Yes, it means that space-time itself is being "created".
And yes, it APPERARS to be "counter-intuitive", "unphysical", etc. I could add more adjectives, such as "weird", "bizarre", and so on.
As I was trying to explain in my lecture right at the start of SP-2010, our so-called "intuition" is nothing but the hard-wiring in our brains that enables us to deal with, and manipulate, everyday objects and phenomena in what I called the macroscopic "world of middle dimensions". That doesn't mean that one UNDERSTANDS that world, either---to do that, you need careful experimentation and mathematical analysis, leading to the quantitative science called Newtonian or classical mechanics.

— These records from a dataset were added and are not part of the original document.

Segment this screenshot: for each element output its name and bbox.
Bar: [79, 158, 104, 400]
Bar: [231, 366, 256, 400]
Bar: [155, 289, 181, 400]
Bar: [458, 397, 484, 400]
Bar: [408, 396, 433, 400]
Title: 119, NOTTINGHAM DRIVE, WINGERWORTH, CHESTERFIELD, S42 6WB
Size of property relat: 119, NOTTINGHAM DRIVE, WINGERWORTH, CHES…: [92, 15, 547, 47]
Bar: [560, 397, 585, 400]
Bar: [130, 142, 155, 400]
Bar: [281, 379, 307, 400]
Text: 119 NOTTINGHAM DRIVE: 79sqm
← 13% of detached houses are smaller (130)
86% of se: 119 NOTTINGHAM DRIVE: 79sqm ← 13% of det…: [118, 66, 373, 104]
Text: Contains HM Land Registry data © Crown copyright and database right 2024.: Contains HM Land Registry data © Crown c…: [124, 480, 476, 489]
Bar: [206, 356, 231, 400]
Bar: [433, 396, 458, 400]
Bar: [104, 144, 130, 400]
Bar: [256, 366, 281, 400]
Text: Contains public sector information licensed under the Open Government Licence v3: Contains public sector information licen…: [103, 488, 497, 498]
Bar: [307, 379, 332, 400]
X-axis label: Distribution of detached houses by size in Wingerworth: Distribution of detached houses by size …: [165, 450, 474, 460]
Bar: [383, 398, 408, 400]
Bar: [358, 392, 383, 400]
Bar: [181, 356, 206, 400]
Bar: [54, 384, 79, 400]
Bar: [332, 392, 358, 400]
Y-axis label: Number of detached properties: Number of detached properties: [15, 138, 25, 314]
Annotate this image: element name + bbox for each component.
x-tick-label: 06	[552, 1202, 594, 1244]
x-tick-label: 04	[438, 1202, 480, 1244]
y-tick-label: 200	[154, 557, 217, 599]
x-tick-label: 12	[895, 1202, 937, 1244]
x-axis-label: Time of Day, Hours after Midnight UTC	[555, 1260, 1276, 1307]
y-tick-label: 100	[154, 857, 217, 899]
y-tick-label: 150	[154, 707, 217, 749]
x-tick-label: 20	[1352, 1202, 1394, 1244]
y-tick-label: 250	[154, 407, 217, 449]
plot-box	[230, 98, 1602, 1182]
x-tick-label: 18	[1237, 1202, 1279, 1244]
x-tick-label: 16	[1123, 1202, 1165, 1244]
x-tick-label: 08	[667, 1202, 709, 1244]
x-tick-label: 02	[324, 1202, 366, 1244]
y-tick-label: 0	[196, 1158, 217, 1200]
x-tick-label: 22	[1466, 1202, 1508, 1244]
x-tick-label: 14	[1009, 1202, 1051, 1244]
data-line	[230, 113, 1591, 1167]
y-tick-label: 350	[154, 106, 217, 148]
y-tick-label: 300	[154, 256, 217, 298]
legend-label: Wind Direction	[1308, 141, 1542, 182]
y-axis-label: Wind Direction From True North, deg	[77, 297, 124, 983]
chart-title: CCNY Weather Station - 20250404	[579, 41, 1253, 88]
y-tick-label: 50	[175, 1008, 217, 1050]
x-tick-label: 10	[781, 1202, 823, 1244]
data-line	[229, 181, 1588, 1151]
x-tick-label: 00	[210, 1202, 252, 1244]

Incidentally, I don't see why the inverse square law of gravitation is any more "physically understandable" than, say, the general relativistic idea that matter causes the space-time around it to get curved or "warped". They are both statements that require mathematics to express them, although the first might be expressed rather more easily than the second (in the sense that the mathematics required is simpler). That does NOT make it any more "intutive" or "physical" than the second.
So you must get rid of this notion that everything has a simple, MECHANISTIC, explanation. You must also learn to distinguish between a "mechanistic" explanation and a PHYSICAL explanation. The equations of electromagnetism do NOT have any exact mechanical analogues, and yet electric and magnetic fields are just as physical and real as anything else.
As I repeatedly emphasize, physics has become a reasonably mature subject over the past 400 years or so. This means that its explanations have become both deep and refined to such an extent that they can only be expressed precisely in mathematical language. That's how nature happens to be, and (remarkably enough) Galileo himself recognized this very early in the day.